Closing ticket # 2349
----- Original Message -----
From: "John Magne" <jmagne(a)redhat.com>
To: "pki-devel" <pki-devel(a)redhat.com>
Sent: Thursday, June 23, 2016 3:33:44 PM
Subject: [pki-devel][PATCH]
0073-Separated-TPS-does-not-automatically-receive-shared-.patch
[PATCH] Separated TPS does not automatically receive shared secret
from remote TKS.
Support to allow the TPS to do the following:
1. Request that the TKS creates a shared secret with the proper ID, pointing to the TPS.
2. Have the TKS securely return the shared secret back to the TPS during the end of
configuration.
3. The TPS then imports the wrapped shared secret into it's own internal NSS db
permanenty and.
4. Given a name that is mapped to the TPS's id string.
Additional fixes:
1. The TKS was modified to actually be able to use multiple shared secrets registered by
multiple TPS instances.
Caveat:
At this point if the same remote TPS instance is created over and over again, the
TPS's user
in the TKS will accumulate "userCert" attributes, making the exportation of teh
shared secret
not functional. At this point we need to assume that the TPS user has ONE
"userCert" registered
at this time.
Tested with a remote TPS talking to a shared TMS system consisting of a TPS, TKS, and KRA
.
The shared secret was imported successfully after manually deleting the user representing
the TPS from previous installs.
This way I was assured one cert stored for the user, since it had to be created fresh.
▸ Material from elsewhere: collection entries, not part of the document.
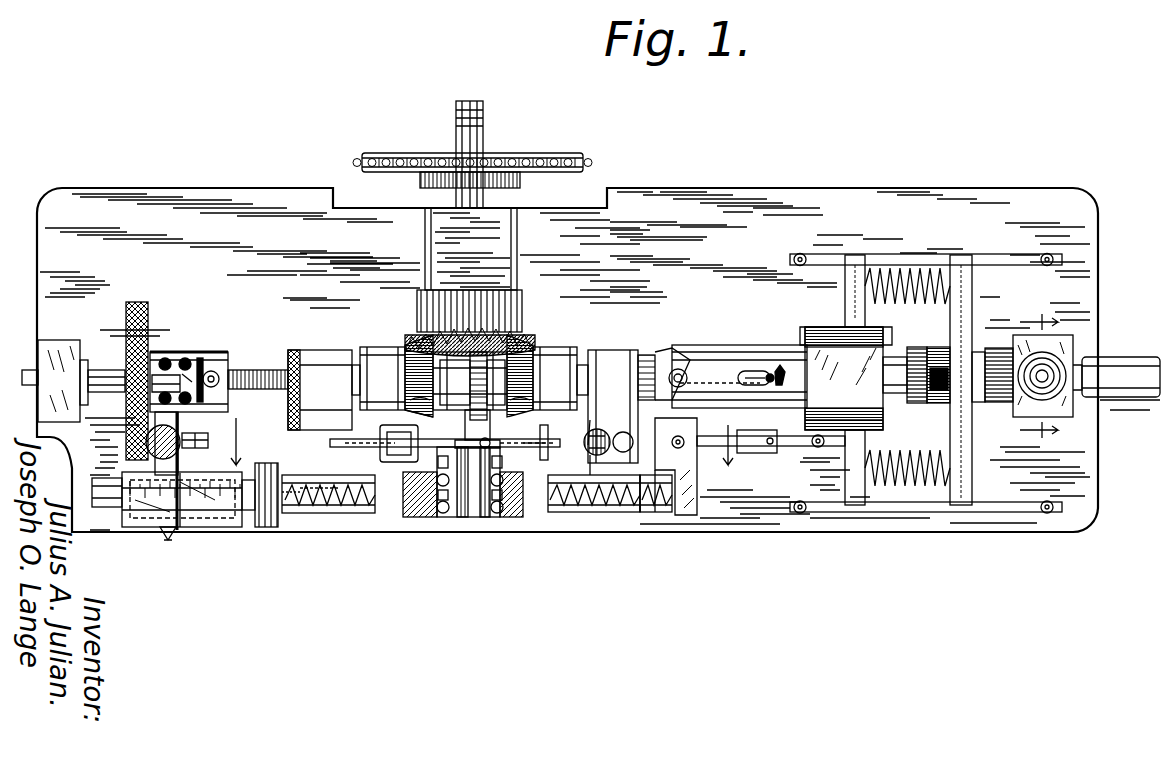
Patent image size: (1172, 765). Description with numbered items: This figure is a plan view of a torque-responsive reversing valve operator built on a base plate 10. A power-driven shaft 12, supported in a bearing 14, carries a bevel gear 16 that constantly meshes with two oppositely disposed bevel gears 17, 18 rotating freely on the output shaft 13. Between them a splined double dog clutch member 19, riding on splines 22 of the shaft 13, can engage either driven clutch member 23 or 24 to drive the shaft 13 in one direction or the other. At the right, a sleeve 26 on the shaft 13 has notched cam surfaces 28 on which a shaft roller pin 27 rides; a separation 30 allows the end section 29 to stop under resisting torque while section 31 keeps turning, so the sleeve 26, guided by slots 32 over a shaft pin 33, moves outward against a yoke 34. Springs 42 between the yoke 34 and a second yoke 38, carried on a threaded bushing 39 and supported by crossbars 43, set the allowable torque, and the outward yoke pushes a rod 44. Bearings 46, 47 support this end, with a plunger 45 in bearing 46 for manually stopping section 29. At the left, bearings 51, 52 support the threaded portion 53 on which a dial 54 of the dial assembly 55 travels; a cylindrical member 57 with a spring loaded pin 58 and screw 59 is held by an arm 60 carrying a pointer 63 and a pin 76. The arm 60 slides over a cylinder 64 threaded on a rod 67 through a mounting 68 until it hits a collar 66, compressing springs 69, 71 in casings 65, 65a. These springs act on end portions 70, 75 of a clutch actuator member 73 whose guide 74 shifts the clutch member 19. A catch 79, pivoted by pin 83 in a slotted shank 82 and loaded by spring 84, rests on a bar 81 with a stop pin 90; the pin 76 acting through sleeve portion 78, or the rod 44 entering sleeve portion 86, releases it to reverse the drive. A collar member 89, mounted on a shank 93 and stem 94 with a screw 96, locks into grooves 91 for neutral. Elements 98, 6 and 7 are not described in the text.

The base plate 10 is at (122, 188).
The shaft 12 is at (462, 101).
The shaft 13 is at (1120, 352).
The bearing 14 is at (517, 242).
The bevel gear 16 is at (522, 300).
The bevel gear 17 is at (552, 347).
The bevel gear 18 is at (385, 347).
The double dog clutch member 19 is at (466, 355).
The splines 22 is at (388, 153).
The driven clutch member 23 is at (533, 372).
The driven clutch member 24 is at (405, 372).
The sleeve 26 is at (700, 345).
The shaft roller pin 27 is at (678, 368).
The cam surfaces 28 is at (662, 362).
The shaft end section 29 is at (770, 372).
The separation 30 is at (748, 371).
The shaft section 31 is at (745, 378).
The longitudinal slots 32 is at (720, 395).
The shaft pin 33 is at (782, 365).
The yoke 34 is at (846, 378).
The yoke 38 is at (965, 290).
The threaded bushing 39 is at (996, 405).
The springs 42 is at (890, 268).
The crossbars 43 is at (812, 254).
The rod 44 is at (720, 446).
The spring loaded plunger 45 is at (1060, 400).
The bearing 46 is at (1075, 340).
The bearing 47 is at (600, 350).
The bearing 51 is at (308, 350).
The bearing 52 is at (46, 340).
The threaded portion 53 is at (252, 370).
The dial 54 is at (134, 302).
The dial assembly 55 is at (156, 350).
The cylindrical member 57 is at (186, 360).
The spring loaded pin 58 is at (202, 355).
The screw 59 is at (216, 372).
The arm 60 is at (150, 445).
The pointer 63 is at (170, 540).
The cylinder 64 is at (106, 507).
The casing 65 is at (586, 512).
The casing 65a is at (325, 513).
The collar 66 is at (200, 527).
The rod 67 is at (266, 527).
The mounting 68 is at (196, 527).
The spring 69 is at (640, 512).
The end portion 70 is at (686, 515).
The spring 71 is at (292, 510).
The clutch actuator member 73 is at (372, 462).
The guide 74 is at (468, 418).
The end portion 75 is at (252, 510).
The pin 76 is at (196, 455).
The sleeve portion 78 is at (358, 513).
The catch 79 is at (530, 398).
The bar 81 is at (466, 517).
The slotted shank 82 is at (385, 430).
The pin 83 is at (410, 398).
The spring 84 is at (532, 450).
The sleeve portion 86 is at (662, 512).
The collar member 89 is at (556, 460).
The stop pin 90 is at (762, 453).
The transverse grooves 91 is at (613, 406).
The shank 93 is at (626, 432).
The stem 94 is at (590, 420).
The screw 96 is at (592, 512).
The roller 98 is at (600, 430).
The direction arrow 6 is at (1039, 378).
The direction arrow 7 is at (480, 432).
Also tested that the TKS can work successfully with the new TPS AND the prior shared TPS
on the original instance.
The TKS can now host more than one shared secret in it's db and address the correct
one when a given TPS makes a request of it.
Please forgive some spurious changes that happened when formatting a couple of the files
in question. Every legit change is related to the shared secret and can be found easily.